While the state has a funding surplus this year, the cushion is artificially inflated by billions of dollars in federal unemployment benefits, stimulus checks and money flowing directly to state agencies. Relying on one-time funds to make long-lasting revenue decisions can be problematic, Thompson said.
“What do we look like when all this money is gone? We don’t know,” Thompson said. “So I am really hesitant to cut any taxes at this point.”
Initially, Senate leaders said discussions about lowering personal income taxes by a quarter of a percentage point were ongoing. Now, Thompson said there is some disagreement on how lawmakers would actually implement that change.
The House’s plan for personal income tax reform relies on creating credits, which would make it easier for lawmakers to raise the tax back to current rates in the future if needed. Thompson said the Senate is more interested in lowering actual income tax rates, which would require the approval of 75 percent of lawmakers to raise the tax back to current rates in the future.
The corporate income tax generates over $350 million a year on average for the state, though it has been acknowledged as an unstable revenue stream. That funding would have been completely phased out in 2026 under McCall’s plan.
The state’s personal income tax is slated to bring in more than $3 billion for the next fiscal year, according to the state Office of Management and Enterprise Services. If personal income taxes were lowered, the state would have had $180 million less in total revenue in 2023, according to a House press release.
Together, McCall’s two tax reform measures would have eliminated roughly $100 million in dedicated, recurring education funding, according to figures provided by OMES.
McCall said in a previous interview that he believes cutting the taxes would incentivize enough new businesses to come to the state to generate new revenue that would make up for any eliminated funding. He sees the federal funding as a kind of insurance policy in the meantime.
Gov. Kevin Stitt has also stated his support for both tax reform measures.
“I think the governor and I see this issue the same because we’re private sector business people. We’ve seen it in the course of our business,” McCall said. “But we know we have a responsibility to show and convince the other chamber of its effectiveness and its merits. And we’re going to continue to do that.”
Lowering personal income taxes had broad, bipartisan support in the House because of the restoration of the Earned Income Tax Credit, a longtime Democratic priority.

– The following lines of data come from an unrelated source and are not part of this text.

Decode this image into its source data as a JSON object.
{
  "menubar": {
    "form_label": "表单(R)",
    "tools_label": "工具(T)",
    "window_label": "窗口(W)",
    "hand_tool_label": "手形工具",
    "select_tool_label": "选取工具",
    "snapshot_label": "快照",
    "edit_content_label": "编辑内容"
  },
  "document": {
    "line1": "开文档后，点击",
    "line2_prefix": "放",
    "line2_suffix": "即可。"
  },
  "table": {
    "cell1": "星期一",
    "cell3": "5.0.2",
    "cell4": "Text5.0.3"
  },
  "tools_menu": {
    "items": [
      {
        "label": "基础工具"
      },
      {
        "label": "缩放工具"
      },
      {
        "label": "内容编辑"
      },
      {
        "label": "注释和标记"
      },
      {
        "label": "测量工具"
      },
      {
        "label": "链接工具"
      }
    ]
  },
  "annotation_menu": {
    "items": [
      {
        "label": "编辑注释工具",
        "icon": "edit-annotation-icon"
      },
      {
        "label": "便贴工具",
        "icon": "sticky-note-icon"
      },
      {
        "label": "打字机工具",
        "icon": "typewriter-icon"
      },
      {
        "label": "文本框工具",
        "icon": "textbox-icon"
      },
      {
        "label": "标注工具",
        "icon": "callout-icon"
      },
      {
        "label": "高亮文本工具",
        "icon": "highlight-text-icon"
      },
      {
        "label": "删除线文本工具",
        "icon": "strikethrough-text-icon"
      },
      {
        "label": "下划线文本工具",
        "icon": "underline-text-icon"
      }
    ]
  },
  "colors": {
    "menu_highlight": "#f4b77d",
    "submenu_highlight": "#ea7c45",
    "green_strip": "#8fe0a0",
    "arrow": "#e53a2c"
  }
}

These discussions are also framed by the wide-reaching effects of the U.S. Supreme Court’s McGirt decision, which found that Congress never dismantled Indian reservations for the Five Civilized Tribes that existed in Oklahoma before statehood. The decision held that much of the eastern part of the state is Indian Country.
The Oklahoma Tax Commission released a report last fall outlining the possibility for state revenue from personal income taxes to drop as much as $73 million per year because of the decision.
The state doesn’t have jurisdiction to tax certain income from tribal citizens living and working on Indian land, according to the Tax Commission report, and the McGirt ruling expands the area where members of at least one tribe can live without paying certain income taxes.
The commission anticipated “a significant, immediate and ongoing fiscal impact” if the ruling applies to criminal and civil issues like taxation, according to the report.
McCall questioned whether the McGirt decision should be applied to civil issues and said he thinks the state and tribal governments will come to an agreement eventually.
“McGirt does create some uncertainty, I understand that,” McCall said. “But I think, as Oklahomans, we all should contribute. I think the precedent of the state is of all Oklahomans being subject to taxation.”
House and Senate budget leaders have yet to reveal any final budget proposals or how tax reform fits in with other House priorities, like increasing education funding to trigger a classroom size cap. Lawmakers have until the end of the 2021 session to agree on a budget proposal.